Thursday, May 21, 2015

The Continuing War on Cash

Peter Grant has more on the war on cash, specifically pointing out how little of the total money supply is actually cash. ($1.36 trillion in cash versus $220 trillion in derivatives trading). He quotes the following from Zero Hedge concerning the fear underlying the desire to restrict or control cash:
Put another way, actual physical money or cash (as in bills or coins you can hold in your hand) comprises less than 1% of the “money” in the financial system.

As far as the Central Banks are concerned, this is a good thing because if investors/depositors were ever to try and convert even a small portion of this “wealth” into actual physical bills, the system would implode (there simply is not enough actual cash).

. . .

In this scenario, when the 2008 Crisis hit, one of the biggest problems for the Central Banks was to stop investors from fleeing digital wealth for the comfort of physical cash.

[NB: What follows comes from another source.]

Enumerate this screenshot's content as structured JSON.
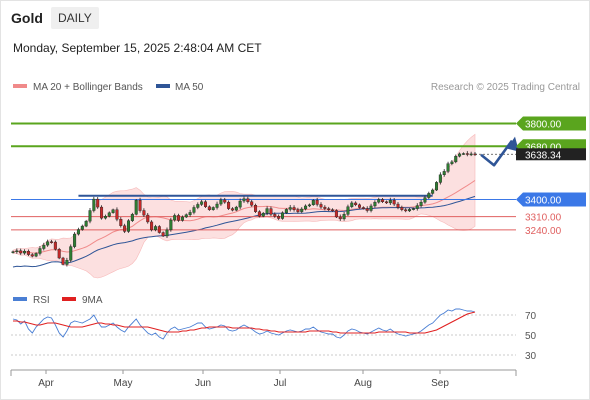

Indeed, the actual “thing” that almost caused the financial system to collapse was when depositors attempted to pull $500 billion out of money market funds ... When all of this happened, the global Central Banks realized that their worst nightmare could in fact become a reality: that if a significant percentage of investors/ depositors ever tried to convert their “wealth” into cash (particularly physical cash) the whole system would implode.
He goes on to discuss keeping some cash at hand (i.e., not in a bank) and goods for trade or barter.